Why Special Designations are Necessary
Suggested Citation: Kerr, Andy. 2000. Oregon Desert Guide: 70 Hikes. Seattle: The Mountaineers Books. pp. 83-85.
As conservationists developed the proposed Oregon Desert Conservation Act, they debated how much (if any) land and which lands to transfer from the jurisdiction of the Bureau of Land Management to the Fish and Wildlife Service and the National Park Service.
Notwithstanding our hopes—and some evidence—for a new and better BLM, our experience shows that the agency is nowhere near as conservation minded as the Fish and Wildlife Service and the National Park Service. Most important, the underlying statutory basis for the national wildlife refuge system and the national park system is much stronger for conservation than that for BLM lands.
While BLM's "Areas of Critical Environmental Concern" (ACECs) offer some recognition of important areas, such administrative "protection" is inadequate. Some ACECs have livestock grazing and are not permanently protected from mining.

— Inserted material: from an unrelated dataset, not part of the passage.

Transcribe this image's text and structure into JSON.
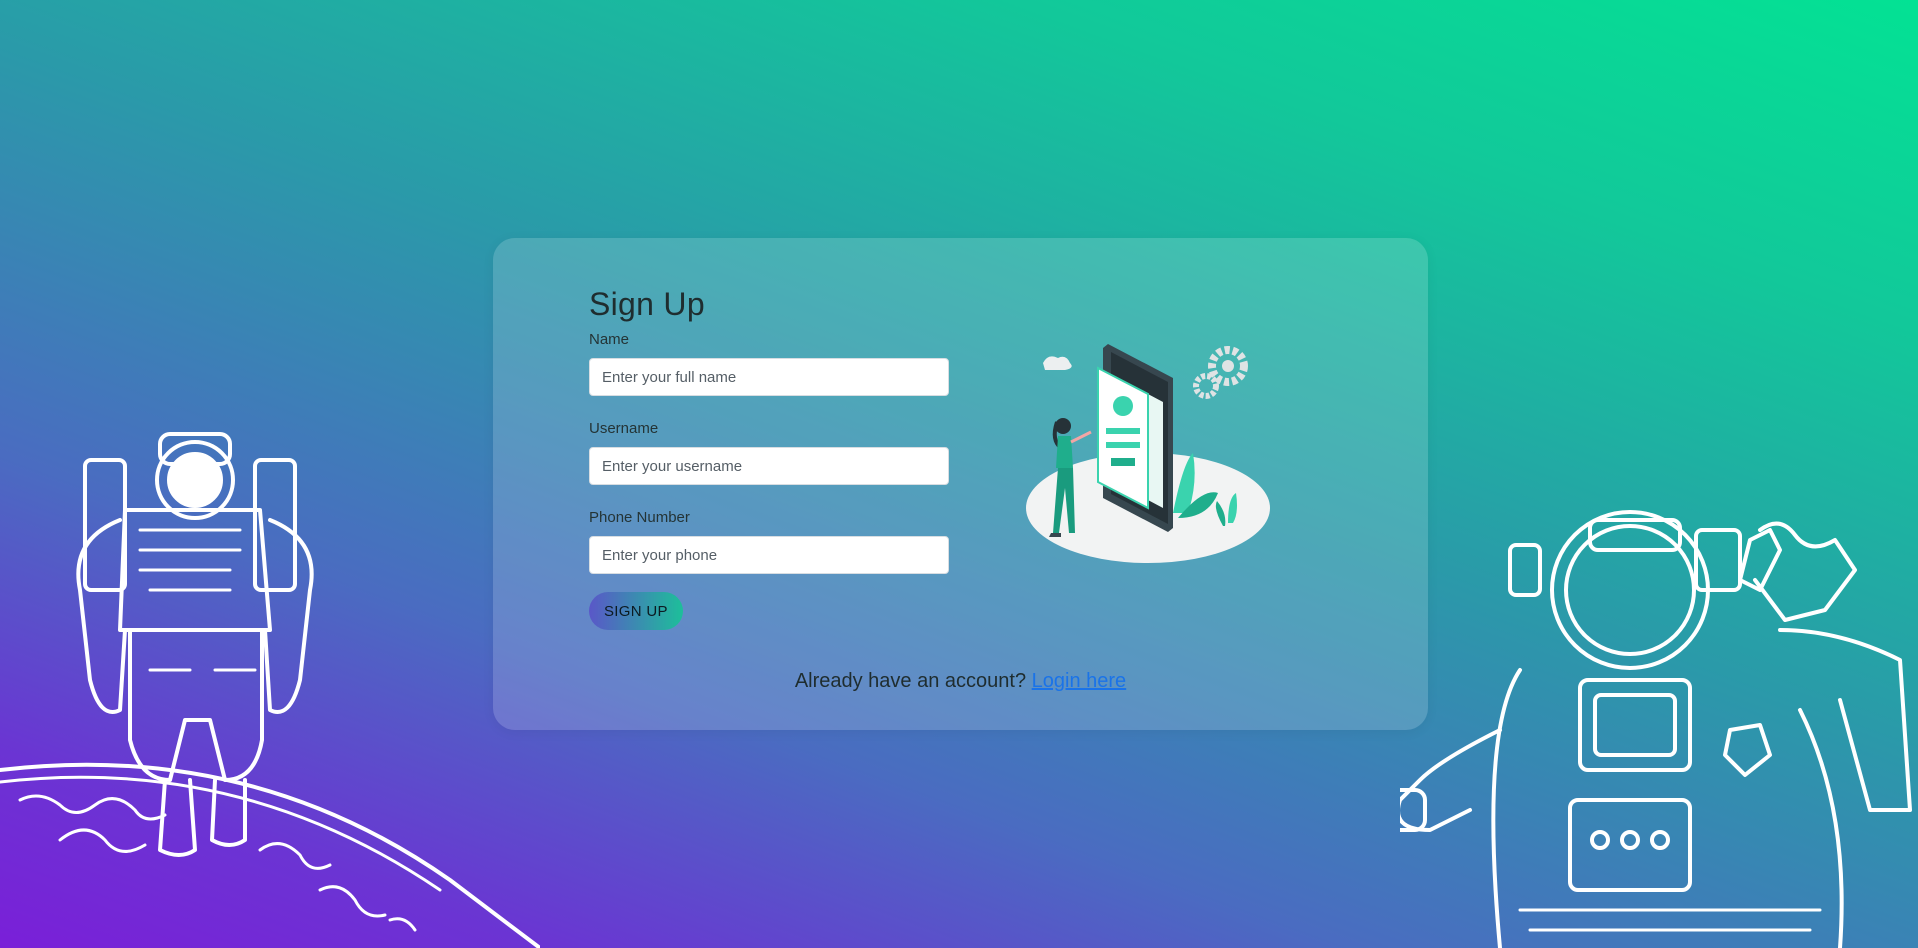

There is also an issue of which way a land management agency "leans." The National Park Service and the Fish and Wildlife Service generally lean toward conservation. Of course, like any bureaucracy, they are always subject to political pressure and sometimes exercise bad judgment. But they lean toward conservation. As an agency, the Bureau of Land Management leans instead either toward development and exploitation or toward maintaining the status quo, which often amounts to the same thing.
An increasing number of conservation and reform-minded BLM staff members are starting to have some effect on the "lean" of the agency. They are being allowed and encouraged by a relatively "green" Clinton administration, led by Interior Secretary Bruce Babbitt. How permanent the change in BLM "lean" is will be made clear upon the election of the next antigreen administration.
Supporters of BLM argue that Congress should not take away the agency's "crown jewels," leaving it with the public land dregs and no incentive to manage its lands better.
The fact that it is land—and public land at that—should be incentive enough to practice good land management. If it is not, the problem is with the quality of the BLM and its underlying congressional direction, not its land. Public lands belong to the public. Any agency is just a steward.
Congress long ago established the national park system, the national wildlife refuge system, and the national forest system for the nation's crown jewels. It has yet to establish any system for the nonforested arid lands presently in the custodial care of BLM. (See "A New Mission and Name for the Bureau of Land Management" earlier.)
Are the national park, national forest, and national wildlife refuge systems complete? Is nothing else worthy of addition? The answer is no.
The answer is also that BLM does not seem ready—either by agency culture or by statutory direction and authority—to fully protect and restore public lands. And they will not be until Congress amends the statutes under which BLM must operate to be clearly proconservation and antiexploitation. (Clinton, Babbitt, or the BLM have yet to ask Congress to change the agency's mandate.)
Having said this, the question is legitimately asked, then why not a Steens National Park (and/or National Preserve, the only difference being that hunting is allowed in a preserve)? Surely the parklike quality of Steens qualifies for the national park system. Yes, without a doubt.
Most conservationists, however, are not proposing Steens Mountain and the Lower Owyhee country to be part of the national park system, but instead are proposing congressionally designated BLM-administered national conservation areas. This was done because:
1. It avoids unnecessary controversy with conservationists who also hunt. Even if you don't like hunting, please keep in mind that wildlife are infinitely more threatened by the loss of habitat.
2. It avoids the political difficulties of transferring certain lands from BLM to the National Park Service. Any agency fights for its land, but BLM would fight extra hard to keep Steens Mountain. Additionally, the Park Service presently does not have an aggressive acquisition attitude and wouldn't be any political help in the effort.
3. BLM, with the stronger statutory mandate and increased funding that national conservation area (NCA) status brings, can do an adequate job of conserving and restoring land, if NCAs have mandatory livestock grazing phase-out requirements and are overlain with wilderness and wild and scenic river designations. Nonetheless, citizens will have to occasionally sue the BLM to enforce and/or obey these federal protective laws. Such is the case now and not just for BLM.
The political debate should focus on livestock, not bureaucracy.
Conservationists are seeking national monument status for four areas of the Oregon Desert. They are also seeking two new national wildlife refuges and expansion of another. All of these areas would consist primarily of public lands presently under the jurisdiction of BLM (or the navy).
Such areas are worthy of inclusion in the national park system and the national wildlife refuge system. They contain uniquely important geological, paleontological, and ecological features that are best conserved and restored under National Park Service and Fish and Wildlife Service management.
Finally, park system units—but also wildlife refuges—are more attractive to the local tourism and recreation economy than are BLM national conservation areas. As the economy of the Oregon Desert continues to diversify away from livestock grazing, such designations can play an important role in this diversification.